4. Develop an Internal Policy and Train Your Team

  • Clear Regulations: Define which tasks can be delegated to AI (initial analysis, finding practice, drafting templates) and which absolutely cannot (final legal conclusions, direct communication with the client).

  • Mandatory Verification: Any result obtained from AI must be thoroughly double-checked by a lawyer for accuracy, relevance, and timeliness. Use cross-verification: a result from one neural network can be loaded into another with a prompt to verify the relevance of citations.

  • Train in Prompt Engineering: Teach your team how to formulate queries correctly. A good prompt includes: Role ("You are an experienced corporate lawyer"), ContextSpecific TaskLimitations ("Do not invent information"), and Output Format.

  • Working with Clients: Include a clear clause in the client agreement about the use of AI tools, the purposes of processing their data, and confidentiality guarantees. Obtain separate informed consent.

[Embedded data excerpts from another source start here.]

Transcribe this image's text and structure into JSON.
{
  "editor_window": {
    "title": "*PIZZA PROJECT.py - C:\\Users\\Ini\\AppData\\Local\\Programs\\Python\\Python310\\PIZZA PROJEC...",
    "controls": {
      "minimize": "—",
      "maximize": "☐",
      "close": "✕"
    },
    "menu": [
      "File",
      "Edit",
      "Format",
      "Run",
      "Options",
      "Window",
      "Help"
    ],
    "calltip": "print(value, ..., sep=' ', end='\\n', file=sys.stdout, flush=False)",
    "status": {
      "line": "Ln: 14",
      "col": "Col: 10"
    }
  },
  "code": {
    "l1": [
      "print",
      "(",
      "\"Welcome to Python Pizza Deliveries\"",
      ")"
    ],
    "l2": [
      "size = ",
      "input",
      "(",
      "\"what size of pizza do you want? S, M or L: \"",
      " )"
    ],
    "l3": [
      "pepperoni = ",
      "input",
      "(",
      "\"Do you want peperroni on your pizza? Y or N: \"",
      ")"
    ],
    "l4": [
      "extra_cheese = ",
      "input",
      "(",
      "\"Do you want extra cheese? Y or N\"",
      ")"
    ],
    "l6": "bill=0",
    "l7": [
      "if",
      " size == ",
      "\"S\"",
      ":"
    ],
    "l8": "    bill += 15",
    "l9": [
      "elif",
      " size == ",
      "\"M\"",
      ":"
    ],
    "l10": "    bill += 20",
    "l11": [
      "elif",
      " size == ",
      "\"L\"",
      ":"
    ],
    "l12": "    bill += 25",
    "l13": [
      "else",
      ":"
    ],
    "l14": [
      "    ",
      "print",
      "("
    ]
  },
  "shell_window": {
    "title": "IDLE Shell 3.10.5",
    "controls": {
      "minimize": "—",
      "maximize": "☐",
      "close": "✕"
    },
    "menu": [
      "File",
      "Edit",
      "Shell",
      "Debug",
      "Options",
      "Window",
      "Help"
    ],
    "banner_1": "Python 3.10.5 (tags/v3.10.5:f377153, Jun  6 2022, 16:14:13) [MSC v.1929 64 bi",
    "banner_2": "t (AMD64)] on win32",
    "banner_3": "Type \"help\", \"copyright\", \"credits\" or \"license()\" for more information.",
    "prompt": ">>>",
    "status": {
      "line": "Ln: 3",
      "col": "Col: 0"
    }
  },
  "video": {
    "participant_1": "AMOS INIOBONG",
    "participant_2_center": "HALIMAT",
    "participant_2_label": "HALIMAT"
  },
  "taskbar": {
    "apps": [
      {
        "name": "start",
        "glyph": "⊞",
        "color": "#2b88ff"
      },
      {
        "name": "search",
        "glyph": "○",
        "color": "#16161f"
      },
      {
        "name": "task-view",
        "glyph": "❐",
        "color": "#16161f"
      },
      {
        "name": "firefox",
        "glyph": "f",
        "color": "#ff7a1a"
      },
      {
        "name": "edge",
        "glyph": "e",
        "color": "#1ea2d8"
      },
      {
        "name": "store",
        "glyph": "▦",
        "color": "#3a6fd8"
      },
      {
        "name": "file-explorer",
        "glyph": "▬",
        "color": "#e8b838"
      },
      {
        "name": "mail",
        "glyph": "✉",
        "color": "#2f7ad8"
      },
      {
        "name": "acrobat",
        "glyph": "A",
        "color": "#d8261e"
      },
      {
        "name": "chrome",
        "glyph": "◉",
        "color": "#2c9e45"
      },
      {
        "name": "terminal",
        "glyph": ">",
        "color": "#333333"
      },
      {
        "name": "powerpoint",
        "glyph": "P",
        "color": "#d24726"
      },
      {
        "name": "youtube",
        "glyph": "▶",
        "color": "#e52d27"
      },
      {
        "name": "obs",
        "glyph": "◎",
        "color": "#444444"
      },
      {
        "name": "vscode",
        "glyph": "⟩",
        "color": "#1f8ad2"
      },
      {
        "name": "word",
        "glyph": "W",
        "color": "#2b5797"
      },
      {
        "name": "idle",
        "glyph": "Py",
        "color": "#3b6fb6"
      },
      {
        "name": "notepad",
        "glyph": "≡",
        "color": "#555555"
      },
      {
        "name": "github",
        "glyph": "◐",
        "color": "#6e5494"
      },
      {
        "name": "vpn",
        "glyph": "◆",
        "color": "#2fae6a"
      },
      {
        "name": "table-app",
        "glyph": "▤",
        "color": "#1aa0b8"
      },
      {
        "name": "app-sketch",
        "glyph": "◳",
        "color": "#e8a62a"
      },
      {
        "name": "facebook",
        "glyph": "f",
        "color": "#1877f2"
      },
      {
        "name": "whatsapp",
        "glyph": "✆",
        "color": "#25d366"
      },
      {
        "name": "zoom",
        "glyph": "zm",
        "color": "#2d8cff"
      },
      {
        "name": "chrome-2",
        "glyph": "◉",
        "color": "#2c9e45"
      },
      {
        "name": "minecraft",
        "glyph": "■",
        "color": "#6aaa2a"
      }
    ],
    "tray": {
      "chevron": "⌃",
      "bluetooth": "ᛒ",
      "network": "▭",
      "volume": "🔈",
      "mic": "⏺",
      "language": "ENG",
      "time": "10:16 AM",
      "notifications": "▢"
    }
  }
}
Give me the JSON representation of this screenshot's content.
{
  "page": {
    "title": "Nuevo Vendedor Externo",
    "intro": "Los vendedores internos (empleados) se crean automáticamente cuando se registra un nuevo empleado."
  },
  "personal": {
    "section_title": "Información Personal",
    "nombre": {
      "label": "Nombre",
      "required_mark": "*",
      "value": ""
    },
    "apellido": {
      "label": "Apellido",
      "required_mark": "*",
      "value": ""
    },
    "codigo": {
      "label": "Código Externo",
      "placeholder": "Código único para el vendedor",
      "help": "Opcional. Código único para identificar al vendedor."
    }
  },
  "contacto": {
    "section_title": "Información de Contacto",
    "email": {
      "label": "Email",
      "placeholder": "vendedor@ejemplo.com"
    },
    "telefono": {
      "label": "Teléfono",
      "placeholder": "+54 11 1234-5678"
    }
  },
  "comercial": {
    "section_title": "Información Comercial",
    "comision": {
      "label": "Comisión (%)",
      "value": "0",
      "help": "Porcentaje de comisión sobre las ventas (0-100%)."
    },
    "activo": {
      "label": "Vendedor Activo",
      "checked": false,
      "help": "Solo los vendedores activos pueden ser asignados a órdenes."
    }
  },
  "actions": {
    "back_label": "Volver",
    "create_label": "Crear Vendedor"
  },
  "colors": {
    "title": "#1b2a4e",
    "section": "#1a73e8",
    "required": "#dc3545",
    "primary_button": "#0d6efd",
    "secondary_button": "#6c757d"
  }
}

Artificial intelligence in law is no longer the future but the present. However, the path to its effective and safe implementation lies not through blind trust but through conscious risk management. The main principle remains unchanged: if there is an unacceptable risk of data leakage or loss of control over information—the tool should not be used.

A neural network is a powerful but blind tool. It can save time but cannot assume responsibility. Ultimately, it is the professionalism, critical thinking, and ethical responsibility of the lawyer that turn technological potential into a real advantage for the client.